No ha habido el menor disimulo de trabajar por sus objetivos secesionistas aprovechando los recursos del poder autonómico. Dejando de lado otros gestos retadores de Torra, cómo puede reaccionarse ante esa provocación. No ha sido buen comienzo que en la toma de posesión de Torra no haya estado la vicepresidenta del Gobierno de España, que tiene asumido transitoriamente el de la Generalitat, ni tampoco es justificable la ausencia de representaciones del Parlament. Era un acto público, relativo a un cargo en el que consta la firma publicada del rey. Es razonable que Rajoy se haya entrevistado con Sánchez y Rivera como también que se amplíe el contacto a Podemos para conocer cuáles son sus posturas ante este problema político inédito, ya que al Gobierno corresponde la competencia de iniciar el procedimiento ante el Senado y, en definitiva, asumir el acuerdo correspondiente; es su responsabilidad, para lo positivo y para lo negativo. Condicionarlo al consenso puede que no sea siempre lo más eficaz, como demuestra la única experiencia que tenemos. Sin entrar en detalles, lo acordado se diferenció de lo solicitado en cuanto al tiempo de celebrar elecciones y de no afectar a la televisión pública catalana, y de otra parte Ciudadanos reclama ahora una aplicación más amplia que la aceptada.
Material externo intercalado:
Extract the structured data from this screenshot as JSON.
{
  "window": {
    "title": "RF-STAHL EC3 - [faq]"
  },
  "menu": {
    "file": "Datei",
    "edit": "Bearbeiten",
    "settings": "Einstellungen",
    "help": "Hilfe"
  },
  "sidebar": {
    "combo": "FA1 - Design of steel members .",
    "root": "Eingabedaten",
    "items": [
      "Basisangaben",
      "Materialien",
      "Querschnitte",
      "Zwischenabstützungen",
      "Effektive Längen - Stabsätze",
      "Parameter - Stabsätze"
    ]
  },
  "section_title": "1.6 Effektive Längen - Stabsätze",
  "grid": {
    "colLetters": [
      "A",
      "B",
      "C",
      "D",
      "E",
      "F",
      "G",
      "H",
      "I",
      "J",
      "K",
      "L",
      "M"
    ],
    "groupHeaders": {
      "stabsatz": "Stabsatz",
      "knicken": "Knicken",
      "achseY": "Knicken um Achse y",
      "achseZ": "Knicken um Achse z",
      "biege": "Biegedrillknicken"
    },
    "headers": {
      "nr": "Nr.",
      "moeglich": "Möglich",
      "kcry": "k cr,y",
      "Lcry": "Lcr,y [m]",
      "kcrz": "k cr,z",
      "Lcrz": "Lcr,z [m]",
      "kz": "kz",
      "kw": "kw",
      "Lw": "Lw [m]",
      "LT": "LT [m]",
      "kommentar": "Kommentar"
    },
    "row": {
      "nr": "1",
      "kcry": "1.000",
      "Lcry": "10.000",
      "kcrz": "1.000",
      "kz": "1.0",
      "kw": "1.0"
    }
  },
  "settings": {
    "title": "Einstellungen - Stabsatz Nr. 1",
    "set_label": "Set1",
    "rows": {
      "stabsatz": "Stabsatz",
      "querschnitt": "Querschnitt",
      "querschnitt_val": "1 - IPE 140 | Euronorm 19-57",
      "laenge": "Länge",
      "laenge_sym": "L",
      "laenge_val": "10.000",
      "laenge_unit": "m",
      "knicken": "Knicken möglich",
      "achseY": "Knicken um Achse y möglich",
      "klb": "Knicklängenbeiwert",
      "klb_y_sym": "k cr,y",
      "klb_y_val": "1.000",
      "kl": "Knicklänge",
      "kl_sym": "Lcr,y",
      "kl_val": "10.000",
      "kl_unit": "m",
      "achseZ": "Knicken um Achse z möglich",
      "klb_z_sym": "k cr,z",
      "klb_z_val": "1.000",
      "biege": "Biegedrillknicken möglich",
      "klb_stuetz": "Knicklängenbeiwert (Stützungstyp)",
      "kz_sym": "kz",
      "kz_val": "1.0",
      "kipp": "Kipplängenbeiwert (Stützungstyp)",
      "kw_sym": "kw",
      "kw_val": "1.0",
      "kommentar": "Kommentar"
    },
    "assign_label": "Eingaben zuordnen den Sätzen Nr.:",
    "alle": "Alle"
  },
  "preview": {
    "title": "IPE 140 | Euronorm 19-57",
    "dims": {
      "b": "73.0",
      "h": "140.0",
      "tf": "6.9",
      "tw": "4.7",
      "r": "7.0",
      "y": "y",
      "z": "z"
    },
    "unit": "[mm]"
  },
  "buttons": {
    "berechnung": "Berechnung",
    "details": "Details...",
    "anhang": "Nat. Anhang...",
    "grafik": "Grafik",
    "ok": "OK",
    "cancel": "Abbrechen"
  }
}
Ya puesto, como parece que «quien chifle más, capador» podría proponer la suspensión del president antes de que se forme el govern e incluso del parlament que ha respaldado iniciar un proyecto constituyente y recuperar las leyes relativas al referendo del 1-O, un mandato para Torra, y de desconexión de Cataluña para constituirse en república. La publicación del govern depende del Gobierno de España, que puede retrasarlo cuanto convenga al interés general para permitir la urgente petición preceptiva al Senado. La aplicación del alargado 155 cesaría cuando el president hiciera una manifestación fehaciente de que cumplirá la Constitución. El proceso quedaba bloqueado: el president había sido elegido en tiempo y, por tanto, no procederían nuevas elecciones.
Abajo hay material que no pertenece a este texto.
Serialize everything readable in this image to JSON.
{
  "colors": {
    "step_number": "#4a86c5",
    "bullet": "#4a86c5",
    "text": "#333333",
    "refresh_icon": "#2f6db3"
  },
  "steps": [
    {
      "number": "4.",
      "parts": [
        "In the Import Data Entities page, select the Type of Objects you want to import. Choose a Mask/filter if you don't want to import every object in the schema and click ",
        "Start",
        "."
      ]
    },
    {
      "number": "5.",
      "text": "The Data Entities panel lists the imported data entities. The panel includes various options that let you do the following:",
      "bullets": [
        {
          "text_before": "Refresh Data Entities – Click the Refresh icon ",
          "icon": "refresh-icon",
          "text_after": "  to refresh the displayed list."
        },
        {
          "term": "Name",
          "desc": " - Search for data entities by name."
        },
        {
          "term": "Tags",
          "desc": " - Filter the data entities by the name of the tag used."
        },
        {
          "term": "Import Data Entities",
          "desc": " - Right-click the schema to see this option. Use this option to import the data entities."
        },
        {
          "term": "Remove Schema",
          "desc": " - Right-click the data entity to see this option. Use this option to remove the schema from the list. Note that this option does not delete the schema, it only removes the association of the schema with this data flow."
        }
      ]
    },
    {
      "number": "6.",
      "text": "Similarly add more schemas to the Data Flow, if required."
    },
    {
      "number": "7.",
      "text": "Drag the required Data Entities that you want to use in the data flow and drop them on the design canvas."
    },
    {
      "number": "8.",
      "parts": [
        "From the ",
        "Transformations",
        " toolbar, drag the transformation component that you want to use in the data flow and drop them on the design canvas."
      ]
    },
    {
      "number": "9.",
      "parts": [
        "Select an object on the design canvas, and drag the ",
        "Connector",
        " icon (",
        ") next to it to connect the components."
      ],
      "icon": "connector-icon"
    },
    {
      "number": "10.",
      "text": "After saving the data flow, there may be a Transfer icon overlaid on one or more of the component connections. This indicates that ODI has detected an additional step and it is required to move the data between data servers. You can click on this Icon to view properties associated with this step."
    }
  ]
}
Lo expuesto no sirve ahora; pero vale para advertir sobre lo que puede llegar a adoptarse, sin limitarse solo a responder. De momento están fuera de lugar propuestas para el encaje de Cataluña en las que he participado; se ha destruido toda posibilidad. Sin reforma de la Constitución pueden limitarse consecuencias negativas de traspasos de competencias que han alimentado el contexto separatista catalán. Y en todo caso, para enderezar el problema se precisa revisar los errores cometidos y los relatos de cómo se ha llegado a la situación actual.